14. Filosofi Tanda Koma

2.1K 627 47
                                    

Keterangan : akan di-update jika komen mencapai 20:)

____
Tuhan itu adil. Semua masalah yang diberikan kepada manusia sudah disesuaikan. Kalau setiap masalah diadunasibkan tidak akan pernah ada pemenangnya.
IQ (F=m.a)

Pengumuman hasil ulangan bulanan benar-benar mengejutkan Bora. Pasalnya dia berhasil menaikkan peringkat paralelnya. Dari yang semula rangking lima puluhan menjadi rangking sembilan belas.  Tidak terlalu membanggakan bagi orang-orang yang melihat hasilnya. Akan tetapi, itu sudah cukup peningkatan bagi Bora sendiri.

"Utkarsa!" pekik Bora saat dari jauh melihat Utkarsa yang berjalan ke arahnya. Mereka berdua berjanjian untuk datang ke kantin happy hari ini. Lagi pula tidak ada jam pelajaran.

"Kamu senang sekali kelihatannya.  Ada kabar baik?" tanya Utkarsa yang kini sudah duduk di sebelah Bora. Di meja, sudah terdapat banyak makanan seperti pizza, mie ayam, bakso, dan burger yang dipesan Bora.

"Masuk dua puluh besar paralel! Seneng banget, Sa!" jawab Bora dengan raut wajah penuh kegembiraan. "Kamu pasti dapet ke satu lagi, ya?" lanjutnya.

Utkarsa mengangguk seraya menepuk pelan kepala Bora. "Keren banget kamu, nanti bulan depan sepertinya bisa sepuluh besar nih."

Bora meneguk kasar salivanya. Pertama kali dalam hidupnya ada lelaki selain Papi dan Yana Nakula yang membelai rambutnya. Bora melahap burger, menetralisir perasaan anehnya. Gak boleh baper. Cuma temen. Pokoknya gak boleh baper!

"Sa, turunin tangannya," pinta Bora. Utkarsa menurut. "Eh, maaf Bora. Saya refleks tadi."

"Hm, oiya, gue punya bakat nulis terpendam. Mau gue bikinin cerpen enggak? Tokoh utamanya lo. Anggep aja rasa terima kasih gue."

Utkarsa mengangguk seraya tersenyum lebar. "Wah, boleh. Langsung novel saja kalau bisa."

Bora terkekeh. "Ngaco. Mana bisa."

"Bisa. Tidak ada yang mustahil kalau manusia berusaha, kan? Saya akan dukung kamu, kok."

Mereka sama-sama terdiam beberapa saat. Sibuk mengunyah makanan masing-masing. Sampai akhirnya, Bora kembali membuka suaranya. "Kalau lo? Gak mau ngembangin bakat ngelukis? Lukisan lo bagus kalau gue liat-liat."

"Kalau kamu ngedukung, saya akan berusaha sepertinya."
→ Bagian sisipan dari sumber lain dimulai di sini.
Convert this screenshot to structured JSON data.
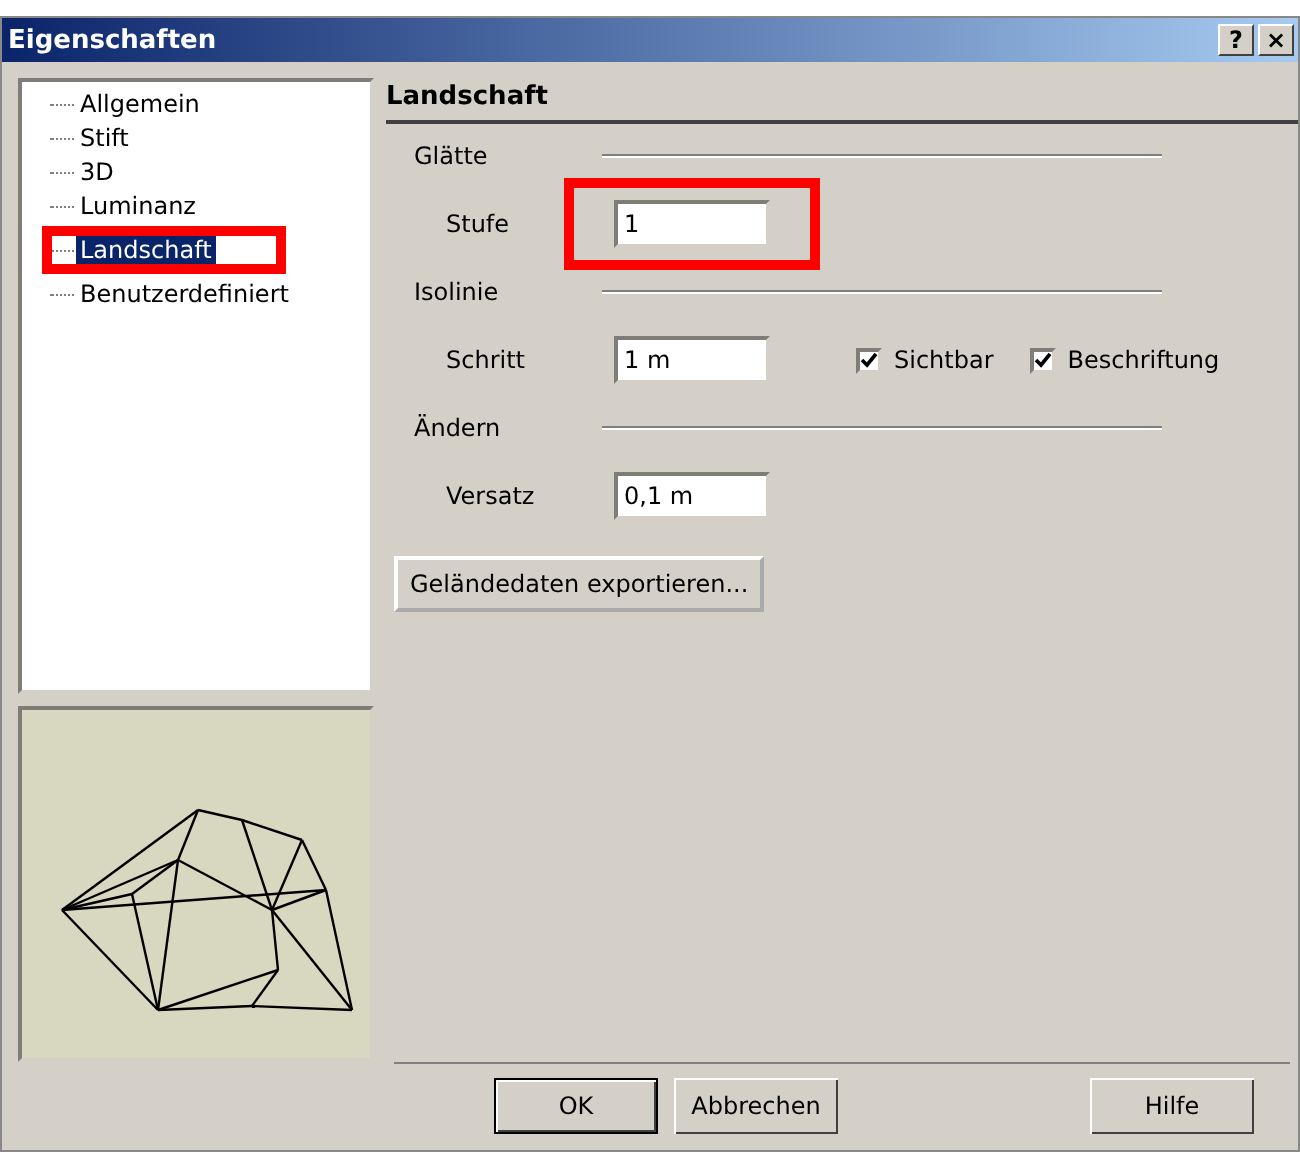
{
  "window": {
    "title": "Eigenschaften",
    "title_buttons": [
      "?",
      "×"
    ]
  },
  "tree": {
    "items": [
      {
        "label": "Allgemein",
        "selected": false,
        "highlighted": false
      },
      {
        "label": "Stift",
        "selected": false,
        "highlighted": false
      },
      {
        "label": "3D",
        "selected": false,
        "highlighted": false
      },
      {
        "label": "Luminanz",
        "selected": false,
        "highlighted": false
      },
      {
        "label": "Landschaft",
        "selected": true,
        "highlighted": true
      },
      {
        "label": "Benutzerdefiniert",
        "selected": false,
        "highlighted": false
      }
    ]
  },
  "preview": {
    "kind": "wireframe"
  },
  "page": {
    "heading": "Landschaft",
    "groups": [
      {
        "title": "Glätte",
        "rows": [
          {
            "label": "Stufe",
            "value": "1",
            "highlighted": true,
            "checkboxes": []
          }
        ]
      },
      {
        "title": "Isolinie",
        "rows": [
          {
            "label": "Schritt",
            "value": "1 m",
            "highlighted": false,
            "checkboxes": [
              {
                "label": "Sichtbar",
                "checked": true
              },
              {
                "label": "Beschriftung",
                "checked": true
              }
            ]
          }
        ]
      },
      {
        "title": "Ändern",
        "rows": [
          {
            "label": "Versatz",
            "value": "0,1 m",
            "highlighted": false,
            "checkboxes": []
          }
        ]
      }
    ],
    "action_button": "Geländedaten exportieren..."
  },
  "buttons": [
    {
      "label": "OK",
      "default": true
    },
    {
      "label": "Abbrechen",
      "default": false
    },
    {
      "label": "Hilfe",
      "default": false
    }
  ]
}
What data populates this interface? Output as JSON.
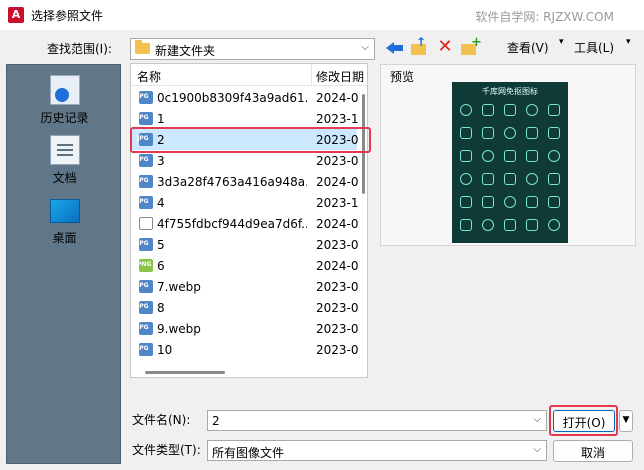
{
  "window": {
    "title": "选择参照文件",
    "app_icon_letter": "A",
    "watermark": "软件自学网: RJZXW.COM"
  },
  "lookin": {
    "label": "查找范围(I):",
    "value": "新建文件夹"
  },
  "toolbar": {
    "view_label": "查看(V)",
    "tools_label": "工具(L)"
  },
  "places": [
    {
      "label": "历史记录",
      "icon": "history-icon"
    },
    {
      "label": "文档",
      "icon": "documents-icon"
    },
    {
      "label": "桌面",
      "icon": "desktop-icon"
    }
  ],
  "filelist": {
    "col_name": "名称",
    "col_date": "修改日期",
    "rows": [
      {
        "name": "0c1900b8309f43a9ad61...",
        "date": "2024-0",
        "type": "jpg"
      },
      {
        "name": "1",
        "date": "2023-1",
        "type": "jpg"
      },
      {
        "name": "2",
        "date": "2023-0",
        "type": "jpg",
        "selected": true
      },
      {
        "name": "3",
        "date": "2023-0",
        "type": "jpg"
      },
      {
        "name": "3d3a28f4763a416a948a...",
        "date": "2024-0",
        "type": "jpg"
      },
      {
        "name": "4",
        "date": "2023-1",
        "type": "jpg"
      },
      {
        "name": "4f755fdbcf944d9ea7d6f...",
        "date": "2024-0",
        "type": "blank"
      },
      {
        "name": "5",
        "date": "2023-0",
        "type": "jpg"
      },
      {
        "name": "6",
        "date": "2024-0",
        "type": "png"
      },
      {
        "name": "7.webp",
        "date": "2023-0",
        "type": "jpg"
      },
      {
        "name": "8",
        "date": "2023-0",
        "type": "jpg"
      },
      {
        "name": "9.webp",
        "date": "2023-0",
        "type": "jpg"
      },
      {
        "name": "10",
        "date": "2023-0",
        "type": "jpg"
      }
    ]
  },
  "preview": {
    "label": "预览",
    "image_title": "千库网免抠图标"
  },
  "filename": {
    "label": "文件名(N):",
    "value": "2"
  },
  "filetype": {
    "label": "文件类型(T):",
    "value": "所有图像文件"
  },
  "buttons": {
    "open": "打开(O)",
    "cancel": "取消"
  },
  "colors": {
    "selection": "#cce8ff",
    "highlight_box": "#e53950",
    "places_bg": "#5f7789",
    "preview_bg": "#0f3a36"
  }
}
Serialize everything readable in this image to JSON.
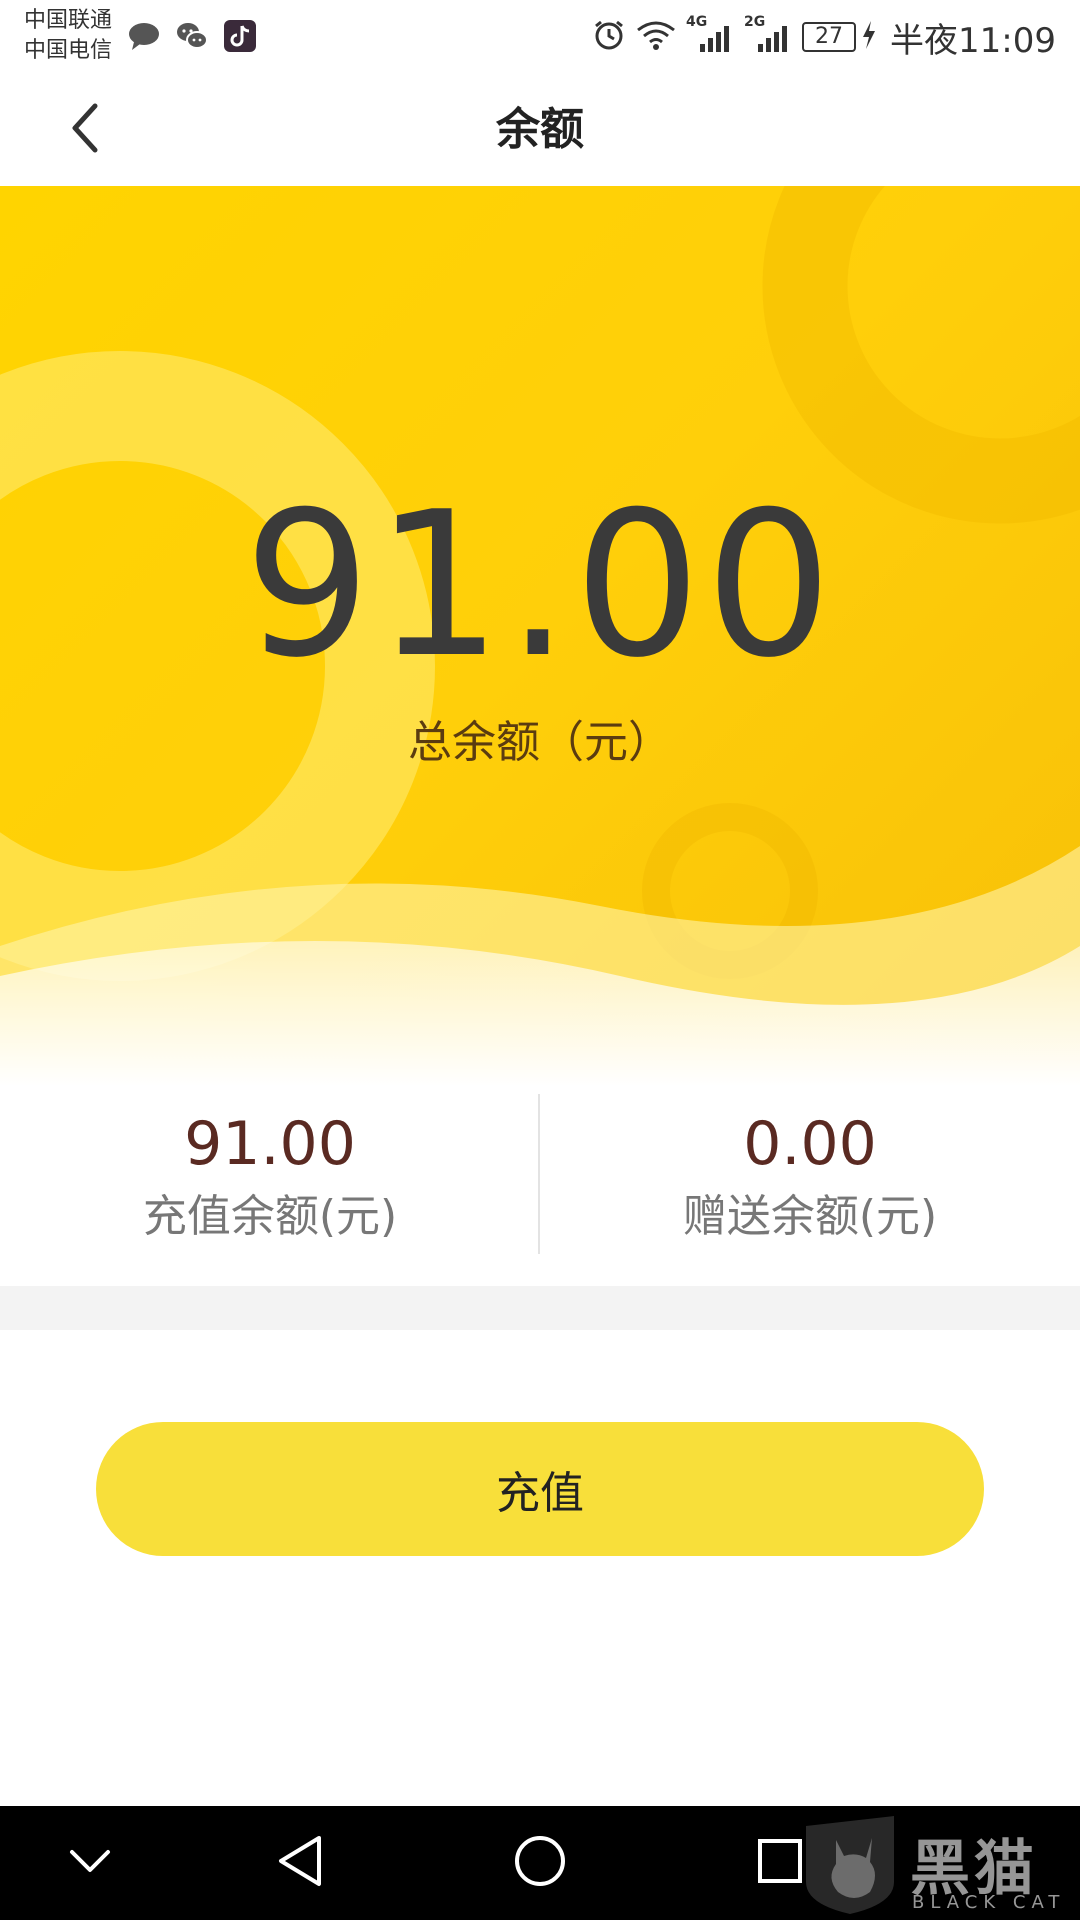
{
  "status_bar": {
    "carrier1": "中国联通",
    "carrier2": "中国电信",
    "left_icons": [
      "message-icon",
      "wechat-icon",
      "tiktok-icon"
    ],
    "right_icons": [
      "alarm-icon",
      "wifi-icon",
      "signal-4g-icon",
      "signal-2g-icon"
    ],
    "net1": "4G",
    "net2": "2G",
    "battery": "27",
    "time": "半夜11:09"
  },
  "header": {
    "title": "余额",
    "back_icon": "chevron-left-icon"
  },
  "hero": {
    "total_amount": "91.00",
    "total_label": "总余额（元）",
    "colors": {
      "yellow": "#ffd400",
      "text": "#3a3a3a",
      "label": "#5b3c10"
    }
  },
  "balances": {
    "recharge": {
      "value": "91.00",
      "label": "充值余额(元)"
    },
    "bonus": {
      "value": "0.00",
      "label": "赠送余额(元)"
    }
  },
  "action": {
    "recharge_button": "充值",
    "button_color": "#f8df3a"
  },
  "nav": {
    "icons": [
      "chevron-down-icon",
      "back-triangle-icon",
      "home-circle-icon",
      "recents-square-icon"
    ]
  },
  "watermark": {
    "text": "黑猫",
    "subtext": "BLACK CAT"
  }
}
Bora mengernyit. "Kok gue?"

Utkarsa terkikik sejenak sebelum membalas pertanyaan Bora. "Lalu siapa lagi kalau bukan kamu? Teman saya cuma kamu."

πππ

Sedari tadi di dapur, tatapan intens Idaline selalu tertuju pada Kishika yang sedang berusaha mencuci piring. Kishika selalu bungkam setiap kali disuruh neneknya dan dilihat seperti ini. Bahkan seisi rumah tak ada yang berani membela Kishika.

Kishika selesai mencuci piring. Idaline memeriksa kebersihan piring yang dicuci oleh Kishika. Tak lama, Idaline membanting piring tersebut hingga pecahannya mengenai kaki Kishika. "Kishika bisa nyuci piring yang bersih nggak sih? Percuma kamu pintar kalau enggak bisa jadi perempuan!"

Kishika menatap kakinya yang terasa begitu perih. Manendra ingin membela anak kesayangannya. Akan tetapi Ekadanta mencegahnya lebih dulu. "Jangan dilerai, Dra," ucap Ekadanta sebelum akhirnya pergi bersama istrinya ke luar.

"Maaf, Nek," lirih Kishika.

"Maaf? Ini udah piring ke berapa, Kishika? Ini udah berapa kali? Maaf-maaf terus. Kamu dikasih nama Kishika sama Nenek bukan untuk ngecewain kayak gini."